TEM characterization of stacking relations in I/S of expanded shale samples from the Gulf Coast and Michigan Basin was carried out to address the issues of the degree of coherency and the nature of layer stacking sequences in smectite, I/S and illite. The two-dimensional lattice fringe images obtained from this study show that cross fringes are commonly observed to be continuous over at least 3–4 layers for smectite, 6–7 layers for ordered I/S and 9–10 layers for illite-rich I/S. This demonstrates that such sequences are coherent, or at least semi-coherent (in smectite) units (MacEwan crystallites). The observations demonstrate that so-called fundamental particles are fragments of MacEwan crystallites formed primarily as a result of disaggregation along weakly-bonded smectite interlayers. However, both 0k1 and h01 reflections may coexist in selected area electron diffraction (SAED) patterns. The frequency of occurrence of the coexistence in SAED patterns decreases in the order smectite, I/S and illite for Gulf Coast samples. This is consistent with the presence of turbostratically-related interfaces in packets of all of these materials. Therefore, any given layer sequence in smectite, ordered I/S and illite may have both turbostratic and coherent interfaces. The proportion of coherently-related layers increases with increasing proportion of illite-like layers. The concept of fundamental or elementary particles is not related to layer sequences in non-disaggregated, original rocks. Indeed, it implies relations that are not valid.

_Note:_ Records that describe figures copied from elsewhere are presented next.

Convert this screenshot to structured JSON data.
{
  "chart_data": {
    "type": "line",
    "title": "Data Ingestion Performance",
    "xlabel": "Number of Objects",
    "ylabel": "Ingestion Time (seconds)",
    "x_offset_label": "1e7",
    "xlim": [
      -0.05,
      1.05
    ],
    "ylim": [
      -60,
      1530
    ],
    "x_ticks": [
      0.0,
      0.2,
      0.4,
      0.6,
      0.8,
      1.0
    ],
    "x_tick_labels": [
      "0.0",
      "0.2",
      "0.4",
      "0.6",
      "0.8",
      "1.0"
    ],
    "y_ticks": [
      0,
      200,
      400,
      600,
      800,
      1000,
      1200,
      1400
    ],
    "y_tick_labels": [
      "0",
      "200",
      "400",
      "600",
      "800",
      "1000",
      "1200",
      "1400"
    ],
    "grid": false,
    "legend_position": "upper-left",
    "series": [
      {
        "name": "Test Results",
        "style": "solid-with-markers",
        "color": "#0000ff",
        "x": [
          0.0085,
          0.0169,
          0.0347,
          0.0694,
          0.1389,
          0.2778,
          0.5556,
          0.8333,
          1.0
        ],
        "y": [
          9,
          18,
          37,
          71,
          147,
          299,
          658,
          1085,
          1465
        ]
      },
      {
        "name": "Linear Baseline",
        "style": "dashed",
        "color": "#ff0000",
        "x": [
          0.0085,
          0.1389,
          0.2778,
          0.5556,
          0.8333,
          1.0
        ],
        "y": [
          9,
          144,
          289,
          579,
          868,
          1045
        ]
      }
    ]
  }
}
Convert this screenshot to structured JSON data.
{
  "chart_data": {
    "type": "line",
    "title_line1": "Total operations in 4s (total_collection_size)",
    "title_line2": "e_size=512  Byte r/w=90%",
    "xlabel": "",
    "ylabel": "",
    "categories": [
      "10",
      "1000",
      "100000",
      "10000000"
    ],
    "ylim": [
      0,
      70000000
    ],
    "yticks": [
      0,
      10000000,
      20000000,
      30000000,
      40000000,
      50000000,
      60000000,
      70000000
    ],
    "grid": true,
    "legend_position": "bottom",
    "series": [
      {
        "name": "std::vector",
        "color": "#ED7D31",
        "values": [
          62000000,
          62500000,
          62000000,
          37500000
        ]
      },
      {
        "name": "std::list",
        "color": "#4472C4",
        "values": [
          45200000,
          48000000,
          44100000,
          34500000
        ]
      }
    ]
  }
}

The lattice fringe images, SAED and optical diffraction patterns demonstrate that where layers are coherently-related, 2M1 is the dominant polytypic sequence in all samples. However, this periodic 2M1 stacking is so frequently interrupted by stacking faults in smectite that it gives rise to apparent lMd polytypism. The degree to which the periodic 2M1 sequences are interrupted by stacking faults decreases with increasing proportion of illite-like layers. The SAED patterns of I/S and illite unmodified since its formation are diffuse parallel to c* and have poorly-defined, non-periodic reflections for indices k ≠ 3N as a measure of local ordering superimposed on poorly-ordered coherent sequences with a turbostratic component. X-ray diffraction (XRD) patterns, as integrated over domains with a range of heterogeneous stacking relations, do not represent simple mixtures of discrete IM and 2M1 polytypes.
The observations of this study imply that dissolution-crystallization is a dominant mechanism for the smectite-to-illite transition. The semi-coherent stacking of smectite-like layers in smectite-rich samples implies that either a dissolution-crystallization process took place subsequent to deposition of detrital smectite or that Gulf Coast smectite is an in-situ alteration product of volcanic ash.